Saturday, September 28, 2019

Could Labour Win the Next Election in the UK?

An unequivocal "maybe". They actually have a very interesting and potentially popular economic program but lots of things could derail their chances including, of course, how they handle the Brexit issue, not to mention a range of unwise positions pushed by left activists within the party.
Both the problems and the promise of Labour were on display at the recently concluded annual Labour Party conference. They are well-described by my old friend John Judis, who attended the conference as research for a book he is preparing on the US and European left. I was particularly struck by this passage at the end of his article, which reminds me a great deal of some of the conflicts that bedevil the left here in the US.
"To assess not just the party’s electoral prospects, but its future, I spent a good deal of time as forums organized by the younger party activists. Obviously, I had to be selective and what I say here should be taken with a grain of salt. But I would draw a very rough distinction between what I heard from elected officials or trade union leaders and staff and what I heard from Labour members who teach or study at universities or work for political organizations or the media. Of the latter, I’d say that like their American counterparts within the Democratic party, they advocate positions that don’t take account of what a political majority might now or someday support. Their ideas are expressions of moral and even quasi-religious conviction. For instance, they want the British to give up their “privileges” that came from their colonial empire; they favor open borders; they warn of planetary extinction, on the other hand, but on the other hand, see a Green New Deal not merely as a way to stem global warming, but as a sure pathway to full employment.
On Wednesday, after much of the leadership had left for London for the reopening of Parliament, the delegates who remained got the conference to adopt measures along these lines. They voted to remove any control on freedom of movement to the UK, remove any caps on or selective criteria for immigration, grant immigrants immediate access to social welfare, including the National Health Service, and grant the vote immediately in national elections to immigrants and to foreign nationals living within the UK (so that the proverbial Polish plumber would be eligible to vote in the UK and Poland.). They also voted to eliminate by 2030 — in only ten years — all power plants and vehicles and home heating that depend on fossil fuels. These positions contradicted those of the party’s leadership and its 2017 manifesto, but would also land the party in very hot water if it were identified with them in the next election.

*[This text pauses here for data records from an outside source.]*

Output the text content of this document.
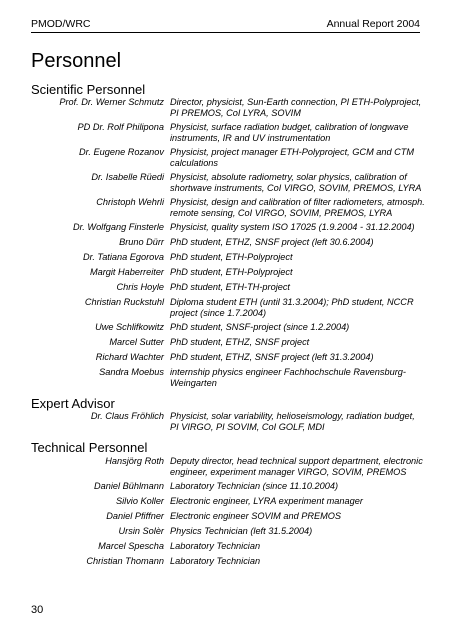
PMOD/WRC	Annual Report 2004
Personnel
Scientific Personnel
Prof. Dr. Werner Schmutz Director, physicist, Sun-Earth connection, PI ETH-Polyproject, PI PREMOS, CoI LYRA, SOVIM
PD Dr. Rolf Philipona Physicist, surface radiation budget, calibration of longwave instruments, IR and UV instrumentation
Dr. Eugene Rozanov Physicist, project manager ETH-Polyproject, GCM and CTM calculations
Dr. Isabelle Rüedi Physicist, absolute radiometry, solar physics, calibration of shortwave instruments, CoI VIRGO, SOVIM, PREMOS, LYRA
Christoph Wehrli Physicist, design and calibration of filter radiometers, atmosph. remote sensing, CoI VIRGO, SOVIM, PREMOS, LYRA
Dr. Wolfgang Finsterle Physicist, quality system ISO 17025 (1.9.2004 - 31.12.2004)
Bruno Dürr PhD student, ETHZ, SNSF project (left 30.6.2004)
Dr. Tatiana Egorova PhD student, ETH-Polyproject
Margit Haberreiter PhD student, ETH-Polyproject
Chris Hoyle PhD student, ETH-TH-project
Christian Ruckstuhl Diploma student ETH (until 31.3.2004); PhD student, NCCR project (since 1.7.2004)
Uwe Schlifkowitz PhD student, SNSF-project (since 1.2.2004)
Marcel Sutter PhD student, ETHZ, SNSF project
Richard Wachter PhD student, ETHZ, SNSF project (left 31.3.2004)
Sandra Moebus internship physics engineer Fachhochschule Ravensburg-Weingarten
Expert Advisor
Dr. Claus Fröhlich Physicist, solar variability, helioseismology, radiation budget, PI VIRGO, PI SOVIM, CoI GOLF, MDI
Technical Personnel
Hansjörg Roth Deputy director, head technical support department, electronic engineer, experiment manager VIRGO, SOVIM, PREMOS
Daniel Bühlmann Laboratory Technician (since 11.10.2004)
Silvio Koller Electronic engineer, LYRA experiment manager
Daniel Pfiffner Electronic engineer SOVIM and PREMOS
Ursin Solèr Physics Technician (left 31.5.2004)
Marcel Spescha Laboratory Technician
Christian Thomann Laboratory Technician
30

The party leadership’s equivocation on Brexit was precisely meant to win over some of the 52 percent, including the voters in Labour constituencies who supported Brexit, but these voters supported Brexit partly because they rejected the EU’s policy on immigration and borders. Labour’s parliamentary candidates may diverge from these positions, but the resolutions mandate that the positions will show up in the party’s official election manifesto (which carries far more weight than party platforms in the US do). If they do, Labour will be in even more trouble, and its dazzling economic program, which has considerable political support in the country, could be lost for a generation."